Ce matin encore nous sommes en pleine opération parce qu’il y a un mouvement (d’étudiants) près de l’Unikin” (université de Kinshasa) a déclaré le porte-parole Israël Mutumbo. “Nous sommes en train de sillonner la ville car il y a des petits groupes qui se forment“. 

Une journaliste de l’AFP a entendu deux coups de feu dans le campus universitaire, alors qu’un petit groupe de policiers faisaient face à quelques dizaines d’étudiants qui scandaient “Kabila dégage“.

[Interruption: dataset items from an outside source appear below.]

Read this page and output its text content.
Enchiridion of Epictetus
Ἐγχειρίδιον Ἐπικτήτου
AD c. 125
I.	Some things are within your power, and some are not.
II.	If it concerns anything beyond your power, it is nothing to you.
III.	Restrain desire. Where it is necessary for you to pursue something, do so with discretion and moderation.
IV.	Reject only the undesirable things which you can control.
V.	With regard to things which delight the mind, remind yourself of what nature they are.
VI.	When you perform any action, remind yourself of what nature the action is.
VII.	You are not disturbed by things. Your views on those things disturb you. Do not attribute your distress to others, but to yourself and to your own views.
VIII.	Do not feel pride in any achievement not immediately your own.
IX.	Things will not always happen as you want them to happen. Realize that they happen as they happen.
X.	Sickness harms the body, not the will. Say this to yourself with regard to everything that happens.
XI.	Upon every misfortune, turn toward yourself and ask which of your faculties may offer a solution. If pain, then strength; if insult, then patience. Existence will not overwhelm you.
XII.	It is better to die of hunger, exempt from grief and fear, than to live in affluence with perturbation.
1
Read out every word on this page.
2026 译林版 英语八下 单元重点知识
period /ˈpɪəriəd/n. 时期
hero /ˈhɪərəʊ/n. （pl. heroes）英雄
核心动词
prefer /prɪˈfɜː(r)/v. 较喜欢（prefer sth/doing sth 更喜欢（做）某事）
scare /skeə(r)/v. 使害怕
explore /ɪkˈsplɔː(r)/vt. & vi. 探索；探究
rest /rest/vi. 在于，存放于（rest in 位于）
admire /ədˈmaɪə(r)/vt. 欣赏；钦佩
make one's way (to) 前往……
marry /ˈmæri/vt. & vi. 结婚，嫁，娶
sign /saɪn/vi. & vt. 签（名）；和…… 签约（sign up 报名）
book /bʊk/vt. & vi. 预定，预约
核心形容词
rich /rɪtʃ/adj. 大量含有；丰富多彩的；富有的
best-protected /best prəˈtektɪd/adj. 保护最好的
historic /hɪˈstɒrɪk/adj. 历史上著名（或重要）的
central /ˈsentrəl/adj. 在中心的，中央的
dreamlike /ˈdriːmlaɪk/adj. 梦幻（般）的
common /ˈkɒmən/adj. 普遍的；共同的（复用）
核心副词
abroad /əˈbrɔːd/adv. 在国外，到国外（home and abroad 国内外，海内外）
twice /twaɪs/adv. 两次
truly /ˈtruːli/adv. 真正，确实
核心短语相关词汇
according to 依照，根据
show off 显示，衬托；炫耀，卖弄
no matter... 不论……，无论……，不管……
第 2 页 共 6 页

Dans le quartier de Ndjili, un poste mobile de police a été détruit par un groupe de jeunes qui scandaient des slogans hostiles au chef de la police de Kinshasa, le général Celestin Kanyama.

Ces nouveaux troubles interviennent après deux journées de violences meurtrières dans la capitale de la République démocratique du Congo, qui ont fait 28 morts, selon une organisation de défense des droits de l’Homme congolaise, cinq selon les autorités.

Internet était toujours coupé mercredi, les services 3G et les SMS indisponibles, et on ne captait plus la radio RFI, ont constaté des journalistes de l’AFP.

La plupart des écoles de Kinshasa étaient fermées, selon des journalistes de l’AFP et des habitants.

Des émeutes ont débuté lundi à Kinshasa pour protester contre l’examen d’une nouvelle loi électorale controversée, qui pourrait entraîner un report de l’élection présidentielle et donc permettre au président Joseph Kabila de se maintenir au pouvoir au-delà du terme de son mandat en 2016.

L’opposant historique de Kabila, Etienne Tshisekedi, a lancé mardi depuis Bruxelles un appel à chasser le “régime finissant“.

Des émeutiers ont incendié mardi une mairie à Kinshasa, et de nombreux pillages ont eu lieu.